Spilt the wine - pray for Essex girls?

Anonymous said...

Stengle,
Exactly how much of the three months a year school holidays (plus inset days at the beginning of each term or half term period) is spent on form filling, attending pointless training, or preparing lesson plans? My daughters are unable to obtain child minding facilities where they live and have to take unpaid leave every time there is an inset day, which costs them hundreds of Pounds a year in lost earnings plus affecting their promotion prospects within their respective companies. The alternative is to take the inset days off their holiday entitlement or their husbands doing the same.

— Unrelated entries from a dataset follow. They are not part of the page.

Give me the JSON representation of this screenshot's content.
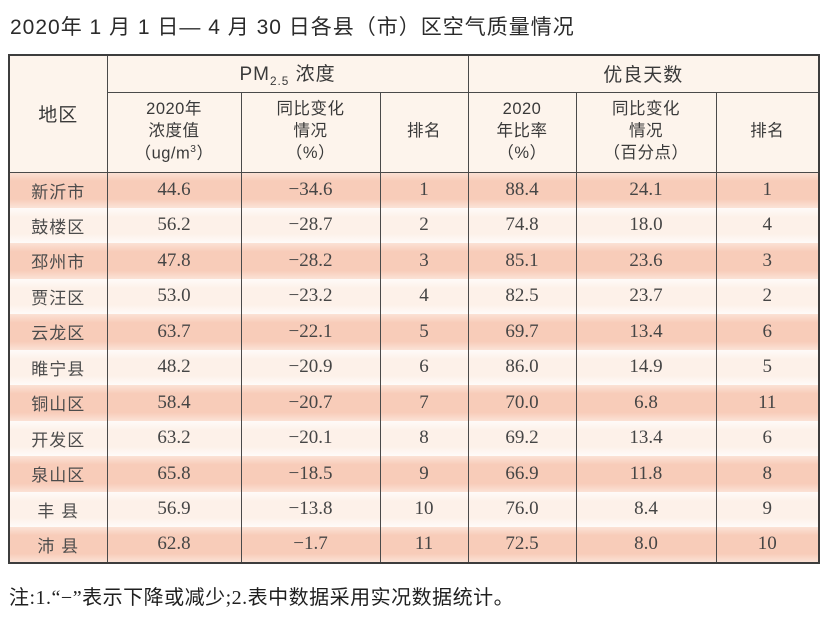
{
  "page": {
    "title": "2020年 1 月 1 日— 4 月 30 日各县（市）区空气质量情况",
    "footnote": "注:1.“−”表示下降或减少;2.表中数据采用实况数据统计。"
  },
  "colors": {
    "row_odd": "#f8ccb9",
    "row_even": "#fdf1e9",
    "header_bg": "#fdf4ec",
    "border": "#4a4a4a"
  },
  "table": {
    "region_header": "地区",
    "group_pm": {
      "prefix": "PM",
      "sub": "2.5",
      "suffix": " 浓度"
    },
    "group_good": "优良天数",
    "col_pm_value": {
      "line1": "2020年",
      "line2": "浓度值",
      "line3_pre": "（ug/m",
      "sup": "3",
      "line3_post": "）"
    },
    "col_pm_change": {
      "line1": "同比变化",
      "line2": "情况",
      "line3": "（%）"
    },
    "col_pm_rank": "排名",
    "col_ratio": {
      "line1": "2020",
      "line2": "年比率",
      "line3": "（%）"
    },
    "col_ratio_change": {
      "line1": "同比变化",
      "line2": "情况",
      "line3": "（百分点）"
    },
    "col_ratio_rank": "排名",
    "rows": [
      {
        "region": "新沂市",
        "pm": "44.6",
        "pm_change": "−34.6",
        "pm_rank": "1",
        "ratio": "88.4",
        "ratio_change": "24.1",
        "ratio_rank": "1"
      },
      {
        "region": "鼓楼区",
        "pm": "56.2",
        "pm_change": "−28.7",
        "pm_rank": "2",
        "ratio": "74.8",
        "ratio_change": "18.0",
        "ratio_rank": "4"
      },
      {
        "region": "邳州市",
        "pm": "47.8",
        "pm_change": "−28.2",
        "pm_rank": "3",
        "ratio": "85.1",
        "ratio_change": "23.6",
        "ratio_rank": "3"
      },
      {
        "region": "贾汪区",
        "pm": "53.0",
        "pm_change": "−23.2",
        "pm_rank": "4",
        "ratio": "82.5",
        "ratio_change": "23.7",
        "ratio_rank": "2"
      },
      {
        "region": "云龙区",
        "pm": "63.7",
        "pm_change": "−22.1",
        "pm_rank": "5",
        "ratio": "69.7",
        "ratio_change": "13.4",
        "ratio_rank": "6"
      },
      {
        "region": "睢宁县",
        "pm": "48.2",
        "pm_change": "−20.9",
        "pm_rank": "6",
        "ratio": "86.0",
        "ratio_change": "14.9",
        "ratio_rank": "5"
      },
      {
        "region": "铜山区",
        "pm": "58.4",
        "pm_change": "−20.7",
        "pm_rank": "7",
        "ratio": "70.0",
        "ratio_change": "6.8",
        "ratio_rank": "11"
      },
      {
        "region": "开发区",
        "pm": "63.2",
        "pm_change": "−20.1",
        "pm_rank": "8",
        "ratio": "69.2",
        "ratio_change": "13.4",
        "ratio_rank": "6"
      },
      {
        "region": "泉山区",
        "pm": "65.8",
        "pm_change": "−18.5",
        "pm_rank": "9",
        "ratio": "66.9",
        "ratio_change": "11.8",
        "ratio_rank": "8"
      },
      {
        "region": "丰 县",
        "pm": "56.9",
        "pm_change": "−13.8",
        "pm_rank": "10",
        "ratio": "76.0",
        "ratio_change": "8.4",
        "ratio_rank": "9"
      },
      {
        "region": "沛 县",
        "pm": "62.8",
        "pm_change": "−1.7",
        "pm_rank": "11",
        "ratio": "72.5",
        "ratio_change": "8.0",
        "ratio_rank": "10"
      }
    ]
  }
}
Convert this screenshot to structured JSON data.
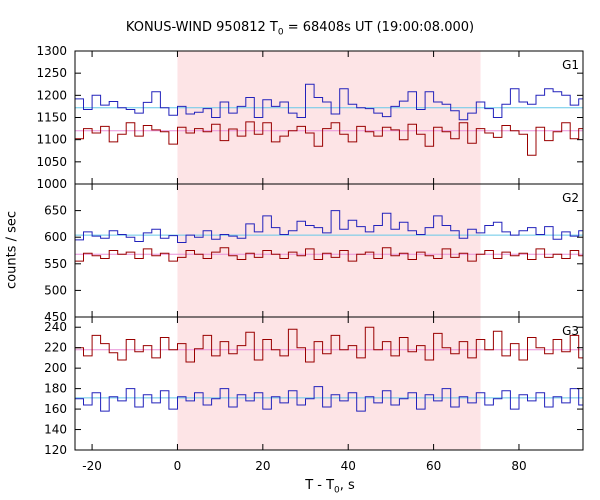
{
  "title": {
    "prefix": "KONUS-WIND 950812 T",
    "sub": "0",
    "suffix": " = 68408s UT (19:00:08.000)"
  },
  "xlabel": {
    "prefix": "T - T",
    "sub": "0",
    "suffix": ", s"
  },
  "ylabel": "counts / sec",
  "colors": {
    "blue": "#2222bb",
    "red": "#990000",
    "cyan_bg": "#66c8e8",
    "pink_bg": "#e890d8",
    "shade": "#fde4e6"
  },
  "chart_data": [
    {
      "type": "line",
      "panel": "G1",
      "x_range": [
        -24,
        95
      ],
      "ylim": [
        1000,
        1300
      ],
      "yticks": [
        1000,
        1050,
        1100,
        1150,
        1200,
        1250,
        1300
      ],
      "xticks": [
        -20,
        0,
        20,
        40,
        60,
        80
      ],
      "shaded_interval": [
        0,
        71
      ],
      "grid": false,
      "bin_width": 2,
      "x_start": -24,
      "series": [
        {
          "color": "blue",
          "background_level": 1172,
          "values": [
            1192,
            1168,
            1200,
            1178,
            1186,
            1172,
            1168,
            1160,
            1184,
            1208,
            1172,
            1155,
            1175,
            1158,
            1162,
            1170,
            1150,
            1185,
            1160,
            1175,
            1195,
            1150,
            1190,
            1175,
            1185,
            1160,
            1150,
            1225,
            1195,
            1185,
            1158,
            1215,
            1180,
            1172,
            1170,
            1160,
            1152,
            1175,
            1187,
            1208,
            1168,
            1208,
            1185,
            1180,
            1165,
            1145,
            1160,
            1185,
            1170,
            1150,
            1180,
            1215,
            1185,
            1180,
            1200,
            1215,
            1208,
            1200,
            1178,
            1192,
            1172,
            1155,
            1160,
            1188,
            1195,
            1142,
            1178,
            1185,
            1160,
            1130,
            1145,
            1195,
            1145,
            1160,
            1182,
            1172,
            1150,
            1180,
            1165,
            1200,
            1180,
            1165,
            1148,
            1160,
            1192,
            1172,
            1148,
            1188,
            1155,
            1182,
            1168,
            1196,
            1150,
            1180,
            1190,
            1178,
            1168,
            1160,
            1150,
            1188,
            1170,
            1152,
            1198,
            1175,
            1172,
            1180,
            1188,
            1175,
            1170,
            1152,
            1190,
            1175,
            1168,
            1185,
            1165,
            1198,
            1182,
            1178,
            1162
          ]
        },
        {
          "color": "red",
          "background_level": 1120,
          "values": [
            1102,
            1125,
            1115,
            1130,
            1095,
            1112,
            1138,
            1108,
            1132,
            1122,
            1118,
            1090,
            1128,
            1115,
            1125,
            1118,
            1135,
            1098,
            1124,
            1108,
            1140,
            1112,
            1138,
            1095,
            1108,
            1120,
            1130,
            1115,
            1085,
            1125,
            1138,
            1112,
            1095,
            1130,
            1118,
            1108,
            1128,
            1122,
            1100,
            1135,
            1112,
            1085,
            1128,
            1118,
            1102,
            1138,
            1092,
            1125,
            1115,
            1105,
            1132,
            1120,
            1112,
            1065,
            1128,
            1098,
            1118,
            1138,
            1102,
            1125,
            1118,
            1070,
            1112,
            1128,
            1095,
            1120,
            1108,
            1135,
            1088,
            1125,
            1118,
            1110,
            1132,
            1095,
            1120,
            1128,
            1100,
            1118,
            1135,
            1108,
            1115,
            1092,
            1128,
            1112,
            1102,
            1122,
            1135,
            1118,
            1078,
            1125,
            1098,
            1128,
            1115,
            1142,
            1108,
            1120,
            1095,
            1130,
            1118,
            1085,
            1125,
            1112,
            1100,
            1132,
            1118,
            1108,
            1096,
            1128,
            1120,
            1112,
            1128,
            1090,
            1122,
            1102,
            1115,
            1135,
            1108,
            1118,
            1095
          ]
        }
      ],
      "label": "G1"
    },
    {
      "type": "line",
      "panel": "G2",
      "x_range": [
        -24,
        95
      ],
      "ylim": [
        450,
        700
      ],
      "yticks": [
        450,
        500,
        550,
        600,
        650
      ],
      "xticks": [
        -20,
        0,
        20,
        40,
        60,
        80
      ],
      "shaded_interval": [
        0,
        71
      ],
      "grid": false,
      "bin_width": 2,
      "x_start": -24,
      "series": [
        {
          "color": "blue",
          "background_level": 604,
          "values": [
            595,
            610,
            602,
            598,
            612,
            605,
            600,
            592,
            608,
            615,
            598,
            603,
            590,
            604,
            600,
            612,
            596,
            605,
            602,
            598,
            625,
            610,
            640,
            618,
            605,
            612,
            630,
            622,
            618,
            608,
            650,
            615,
            632,
            620,
            610,
            622,
            645,
            615,
            628,
            612,
            605,
            618,
            640,
            622,
            612,
            598,
            615,
            608,
            622,
            628,
            610,
            604,
            612,
            618,
            605,
            620,
            596,
            610,
            602,
            612,
            605,
            620,
            598,
            608,
            602,
            615,
            600,
            610,
            595,
            602,
            608,
            598,
            612,
            604,
            615,
            600,
            606,
            598,
            612,
            604,
            610,
            598,
            606,
            600,
            612,
            604,
            596,
            610,
            605,
            602,
            614,
            600,
            608,
            596,
            610,
            604,
            598,
            612,
            600,
            606
          ]
        },
        {
          "color": "red",
          "background_level": 568,
          "values": [
            555,
            570,
            565,
            560,
            575,
            568,
            572,
            560,
            578,
            565,
            570,
            555,
            562,
            575,
            568,
            560,
            572,
            580,
            565,
            558,
            570,
            562,
            575,
            568,
            560,
            572,
            565,
            578,
            558,
            570,
            562,
            575,
            555,
            568,
            572,
            560,
            580,
            565,
            570,
            558,
            572,
            565,
            560,
            578,
            562,
            570,
            555,
            568,
            575,
            560,
            572,
            565,
            570,
            558,
            578,
            562,
            568,
            560,
            575,
            565,
            570,
            555,
            572,
            560,
            578,
            565,
            562,
            570,
            558,
            575,
            565,
            568,
            560,
            572,
            565,
            570,
            558,
            575,
            562,
            568,
            560,
            572,
            565,
            570,
            580,
            545,
            572,
            560,
            568,
            575,
            558,
            565,
            570,
            562,
            575,
            560,
            568,
            572,
            558,
            565
          ]
        }
      ],
      "label": "G2"
    },
    {
      "type": "line",
      "panel": "G3",
      "x_range": [
        -24,
        95
      ],
      "ylim": [
        120,
        250
      ],
      "yticks": [
        120,
        140,
        160,
        180,
        200,
        220,
        240
      ],
      "xticks": [
        -20,
        0,
        20,
        40,
        60,
        80
      ],
      "shaded_interval": [
        0,
        71
      ],
      "grid": false,
      "bin_width": 2,
      "x_start": -24,
      "series": [
        {
          "color": "red",
          "background_level": 218,
          "values": [
            220,
            212,
            232,
            224,
            215,
            208,
            228,
            216,
            222,
            210,
            230,
            218,
            224,
            206,
            219,
            232,
            212,
            226,
            214,
            222,
            235,
            208,
            228,
            218,
            212,
            238,
            220,
            206,
            226,
            214,
            232,
            218,
            222,
            210,
            240,
            218,
            226,
            212,
            230,
            216,
            222,
            208,
            234,
            220,
            214,
            226,
            210,
            228,
            218,
            236,
            212,
            224,
            208,
            230,
            220,
            214,
            228,
            216,
            232,
            210,
            222,
            218,
            228,
            212,
            238,
            216,
            224,
            208,
            230,
            220,
            214,
            226,
            218,
            232,
            210,
            222,
            216,
            228,
            212,
            234
          ]
        },
        {
          "color": "blue",
          "background_level": 171,
          "values": [
            170,
            164,
            176,
            158,
            172,
            168,
            180,
            162,
            174,
            166,
            178,
            160,
            172,
            168,
            176,
            164,
            170,
            180,
            162,
            174,
            168,
            176,
            160,
            172,
            166,
            178,
            164,
            170,
            182,
            162,
            174,
            168,
            176,
            158,
            172,
            166,
            178,
            164,
            170,
            176,
            160,
            174,
            168,
            180,
            162,
            172,
            166,
            176,
            164,
            170,
            178,
            160,
            174,
            168,
            176,
            162,
            172,
            166,
            180,
            164,
            170,
            174,
            160,
            176,
            168,
            172,
            164,
            178,
            162,
            170,
            166,
            176,
            160,
            174,
            168,
            172,
            164,
            178,
            162,
            170
          ]
        }
      ],
      "label": "G3"
    }
  ]
}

I accept that teaching is not an easy profession (I have been an instructor in both the British Army and the Police) but their current conditions of employment are better than those of my father, who was a history teacher for 32 years.
Penseivat

stengle said...

Anonymous/Penseivat

The education system gives my wife five weeks off a year: the rest of time she has to be in work filling in paperwork and attending meetings and, as mentioned, training. The 'schools are empty' line means that it is the students who get the time off, not the teachers.

I admit it was slightly different for me when I taught: I was employed on an hourly basis in term time only so any time between lessons (in some cases an hour) was on my unpaid time. Of course I could have driven the 12 miles home and then back within the hour, but it was easier to stay and do some more of the endless paperwork. The funny thing about teaching on an hourly-paid basis in term times, not those generous holidays, is that the students (in some cases aggressively) accused me of making 35,000 a year. On the other hand these same students thought the moment they left the education system they would all get paid 30,000 a year and wouldn't even have to turn up on time each day.

Even funnier was that I was able to tell some of them that there wasn't the faintest chance I would ever employ them if I went back to being a manager, as once was. Hilarity, as you would expect, then ensued.

JuliaM said...

"Have you noticed that as we have become wealthier we have become more demanding also on top of which we do like to lavish ours and other peoples riches mostly other peoples on the poorer in society."

This must, indeed, be what the decline and fall of ancient Rome felt like...

"Where's that world's smallest violin again?"

It's got so small it's invisible! :)

"Eh?

What?"


Quite!

"Spilt the wine - pray for Essex girls?"

:D

"Even funnier was that I was able to tell some of them that there wasn't the faintest chance I would ever employ them if I went back to being a manager, as once was. Hilarity, as you would expect, then ensued."

I would have loved to have seen that!